COHEN, C.S.*; TIRINDELLI, J.; GOMEZ-CHIARRI, M.; GAUGER, E.; NACCI, D.; San Francisco State University, Harvard University: Major Histocompatibility Complex (MHC) variation at the population level: making the most of functional and structural models, with an example using estuarine fish

Structural models of the MHC antigen-binding cleft offer the opportunity to test for functional differences in substitution patterns at the population level. The mammalian crystal model for the antigen-binding receptor has been used successfully across vertebrates to infer binding areas and test hypotheses of positive selection at broad taxonomic levels. More recently, MHC researchers have found additional ways to test for shorter term, local effects of selection on the MHC. Some species with relatively low genetic diversity or under strong directional pathogen selection have revealed fascinating cases of MHC allelic disease linkage. But, more generally in genetically diverse species, these linkages may be hard to find. We are taking an alternative approach using the structural model to produce a population composite of antigen-binding region variation by mapping population-specific substitutions onto functional regions of the molecule. This population level approach is related to the strong differences in parasite load observed in highly disturbed, chemically contaminated estuaries, in comparison to reference sites.
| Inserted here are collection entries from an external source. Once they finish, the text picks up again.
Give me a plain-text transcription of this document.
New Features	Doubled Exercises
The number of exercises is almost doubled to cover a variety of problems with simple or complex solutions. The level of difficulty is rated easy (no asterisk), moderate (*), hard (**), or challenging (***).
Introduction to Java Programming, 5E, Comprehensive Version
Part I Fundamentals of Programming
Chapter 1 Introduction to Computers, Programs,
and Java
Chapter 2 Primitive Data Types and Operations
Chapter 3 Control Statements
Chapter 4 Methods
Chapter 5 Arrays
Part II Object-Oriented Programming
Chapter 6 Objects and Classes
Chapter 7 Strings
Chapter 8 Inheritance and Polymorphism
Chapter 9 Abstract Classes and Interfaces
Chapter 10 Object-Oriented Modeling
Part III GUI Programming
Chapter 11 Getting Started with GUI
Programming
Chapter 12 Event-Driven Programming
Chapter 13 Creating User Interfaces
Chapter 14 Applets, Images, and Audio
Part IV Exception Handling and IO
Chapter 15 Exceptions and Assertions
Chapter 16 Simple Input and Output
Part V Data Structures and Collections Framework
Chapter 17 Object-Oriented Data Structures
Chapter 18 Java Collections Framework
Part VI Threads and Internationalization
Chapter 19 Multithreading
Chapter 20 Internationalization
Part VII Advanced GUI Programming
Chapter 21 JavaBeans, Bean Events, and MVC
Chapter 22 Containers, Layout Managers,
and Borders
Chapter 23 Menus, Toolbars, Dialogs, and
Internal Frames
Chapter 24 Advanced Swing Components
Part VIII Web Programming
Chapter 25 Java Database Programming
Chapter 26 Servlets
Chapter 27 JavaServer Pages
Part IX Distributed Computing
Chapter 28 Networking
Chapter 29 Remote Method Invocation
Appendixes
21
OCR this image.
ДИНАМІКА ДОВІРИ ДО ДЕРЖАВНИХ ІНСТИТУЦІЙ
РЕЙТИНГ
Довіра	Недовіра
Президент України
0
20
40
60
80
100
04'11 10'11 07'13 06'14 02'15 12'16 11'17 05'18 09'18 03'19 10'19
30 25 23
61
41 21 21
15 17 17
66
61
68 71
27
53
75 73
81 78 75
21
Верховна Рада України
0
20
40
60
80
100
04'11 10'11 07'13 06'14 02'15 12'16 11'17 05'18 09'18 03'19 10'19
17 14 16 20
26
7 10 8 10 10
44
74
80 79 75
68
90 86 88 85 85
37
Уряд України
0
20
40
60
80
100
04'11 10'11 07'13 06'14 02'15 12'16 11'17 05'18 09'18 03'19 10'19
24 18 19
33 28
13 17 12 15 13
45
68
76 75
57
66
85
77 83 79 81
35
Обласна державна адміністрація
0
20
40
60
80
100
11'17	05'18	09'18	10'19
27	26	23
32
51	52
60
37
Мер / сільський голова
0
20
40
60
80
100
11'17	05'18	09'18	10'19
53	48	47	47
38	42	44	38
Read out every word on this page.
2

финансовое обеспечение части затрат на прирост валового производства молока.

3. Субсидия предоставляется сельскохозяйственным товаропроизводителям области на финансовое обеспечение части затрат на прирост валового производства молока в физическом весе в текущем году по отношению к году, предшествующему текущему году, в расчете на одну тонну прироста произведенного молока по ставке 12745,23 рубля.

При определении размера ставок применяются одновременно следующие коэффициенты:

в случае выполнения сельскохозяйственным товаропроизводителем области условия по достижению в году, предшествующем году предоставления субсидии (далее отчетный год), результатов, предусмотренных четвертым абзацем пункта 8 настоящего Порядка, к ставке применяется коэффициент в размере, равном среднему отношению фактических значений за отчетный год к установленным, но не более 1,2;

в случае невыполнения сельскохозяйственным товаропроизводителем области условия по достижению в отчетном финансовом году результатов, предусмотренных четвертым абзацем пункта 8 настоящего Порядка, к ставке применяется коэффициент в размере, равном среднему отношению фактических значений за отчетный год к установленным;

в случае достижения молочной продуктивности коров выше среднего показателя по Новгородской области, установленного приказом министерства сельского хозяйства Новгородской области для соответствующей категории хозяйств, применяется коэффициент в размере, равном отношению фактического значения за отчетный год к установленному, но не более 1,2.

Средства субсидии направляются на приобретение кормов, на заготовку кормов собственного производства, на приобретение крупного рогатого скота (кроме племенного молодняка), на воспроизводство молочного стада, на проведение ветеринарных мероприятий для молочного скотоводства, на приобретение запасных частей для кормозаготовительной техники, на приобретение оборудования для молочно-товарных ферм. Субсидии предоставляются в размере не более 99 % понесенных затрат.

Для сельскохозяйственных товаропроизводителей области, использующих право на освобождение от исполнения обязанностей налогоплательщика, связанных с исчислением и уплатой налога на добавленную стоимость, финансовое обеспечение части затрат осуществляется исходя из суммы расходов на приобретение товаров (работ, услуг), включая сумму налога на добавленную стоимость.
This approach will be illustrated with examples from EPA Superfund sites such as the one in New Bedford Harbor where resident killifish, Fundulus heteroclitus, show evolved resistance to chemical contaminants and have highly unusual parasite loads in comparison to fish from reference populations. Laboratory Vibrio challenges confirm functional aspects of the immune system in Superfund site fish. Population-specific patterns of antigen-binding region variation are a new tool for inferring functional changes in MHC. Funding for this included grants from the NRC, US EPA, Hudson River Foundation, NSF, Harvard University, and San Francisco State.